Mas, paradoxalmente, escrevo de forma convicta que compro mais depressa um álbum pelo seu argumentista do que pelo seu desenhador. Aliás, há belíssimas histórias comprometidas por desenhadores pouco hábeis e excelentes desenhadores que brilhariam mais se tivessem boas histórias para desenhar. E ainda talentosos desenhadores que nunca serão sequer razoáveis autores de banda desenhada…
O que não implica, paradoxalmente mais uma vez, que não haja alguns desenhadores que me atraem especialmente, muitas vezes por razões que nem eu consigo explicar. Jean-Claude Denis é um desses casos.
Descobri-o há muitos anos quando (ainda só) folheava a revista (a suivre) e tive oportunidade de o ler, mais tarde, algumas vezes. Se enquanto argumentista o considero algo desequilibrado, com algumas obras francamente conseguidas e outras que não o são tanto, como desenhador a sua linha clara, geralmente de tons mais sombrios - ocres, verdes, cinzentos, azulados - raramente vivos ou quentes, em que predomina a figura humana, mais especificamente rostos expressivos, com especial destaque para as belas mulheres, satisfaz-me bastante e acaba por ser a principal razão para a ele voltar recorrentemente.
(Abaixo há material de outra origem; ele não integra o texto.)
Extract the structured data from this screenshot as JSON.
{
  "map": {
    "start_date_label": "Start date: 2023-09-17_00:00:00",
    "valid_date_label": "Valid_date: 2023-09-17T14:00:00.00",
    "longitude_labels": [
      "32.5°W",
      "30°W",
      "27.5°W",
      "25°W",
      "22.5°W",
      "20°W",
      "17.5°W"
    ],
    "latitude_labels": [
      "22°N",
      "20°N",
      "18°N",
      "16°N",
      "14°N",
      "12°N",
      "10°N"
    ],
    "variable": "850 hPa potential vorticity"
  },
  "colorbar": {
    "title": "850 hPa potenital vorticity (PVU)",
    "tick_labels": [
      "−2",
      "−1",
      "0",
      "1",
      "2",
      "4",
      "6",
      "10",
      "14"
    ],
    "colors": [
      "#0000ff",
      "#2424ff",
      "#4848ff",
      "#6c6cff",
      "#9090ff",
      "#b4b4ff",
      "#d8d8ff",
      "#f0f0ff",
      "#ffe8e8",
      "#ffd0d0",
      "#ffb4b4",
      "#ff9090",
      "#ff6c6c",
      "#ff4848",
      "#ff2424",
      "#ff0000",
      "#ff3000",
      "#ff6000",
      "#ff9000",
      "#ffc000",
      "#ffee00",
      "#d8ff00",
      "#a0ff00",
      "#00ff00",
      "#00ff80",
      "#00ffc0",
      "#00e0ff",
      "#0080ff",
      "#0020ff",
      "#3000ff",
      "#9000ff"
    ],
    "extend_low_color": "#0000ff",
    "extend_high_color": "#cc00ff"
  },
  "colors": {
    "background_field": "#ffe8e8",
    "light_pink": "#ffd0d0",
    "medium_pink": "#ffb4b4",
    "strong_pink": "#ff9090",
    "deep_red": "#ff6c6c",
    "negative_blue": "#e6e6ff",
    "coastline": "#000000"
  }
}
E é dessa forma que Denis vai traçando retratos ternos mas desiludidos, e lúcidos, embora por vezes deformados, da sociedade, do nosso mundo.
Foi o caso desta compilação, recém-editada, que reúne uma mão cheia de histórias, entre curtas e longas, quase todas em lugares exóticos – Brasil, Tailândia, Reunião – nas quais a realidade – que geralmente predomina nos álbuns de Denis – convive estreitamente com o fantástico e/ou o sobrenatural, uma vezes apenas na aparência, outras vezes sendo mesmo concretizado.
É o que acontece na narrativa que abre o álbum e lhe dá título, em que um pintor pouco conhecido, uma vez falecido volta para progressivamente se apossar do corpo – da vontade - da última (da única?) pessoa que lhe deu valor em vida, servindo o conjunto para Denis divagar sobre o momento da criação, a arte, os seus criadores, o seu valor, a sua importância, os críticos…
Igualmente bem conseguidas são Bonbon Piment e Maï pen raï, a primeira sobre uma relação (impossível?) mal compreendida, a segunda sobre como um pormenor pode estragar um sonho de amor.
Aliás, convém referi-lo, os desencontros, as desilusões, as relações terminada ou desfeitas, os finais infelizes são uma constante na obra de Denis, onde abundam histórias sobre pessoas (nem sempre) normais, muitas vezes apanhadas em situações incomuns, ultrapassadas pelo acaso, pelo destino, pela própria incapacidade de se assumirem ou de afirmarem a sua vontade, pessoas solitárias, pouco sociais, incapazes de se relacionarem com os outros… e consigo.
Por isso, de forma resumida, talvez me atreva a escrever que este é um álbum sobre gente, sobre pessoas, sobre relações humanas, melhor, sobre como raramente essas relações devem ser conduzidas.
Sei que é um atrevimento grande fazê-lo porque o resumo acima - como (quase) todos os resumos - é redutor e, por natureza, incompleto, e Denis é um magnífico cronista do quotidiano e do ser humano.


A reter
- O traço de Denis, claro, pelo menos aos meus olhos.
- Os finais inesperados e o tom intimista da maior parte das narrativas.
- A combinação de sentimentos e emoções – por vezes opostos - que ressalta dos seus contos: ternura, tristeza, melancolia, solidão, paixão, incompreensão…


Menos conseguido
- O relato longo que fecha o livro, Le Pélican, povoado por seres humanos (muito) pouco normais…


Curiosidade
- No site da Drugstore pode folhear as primeiras pranchas do álbum (clicando na imagem sob “planches”).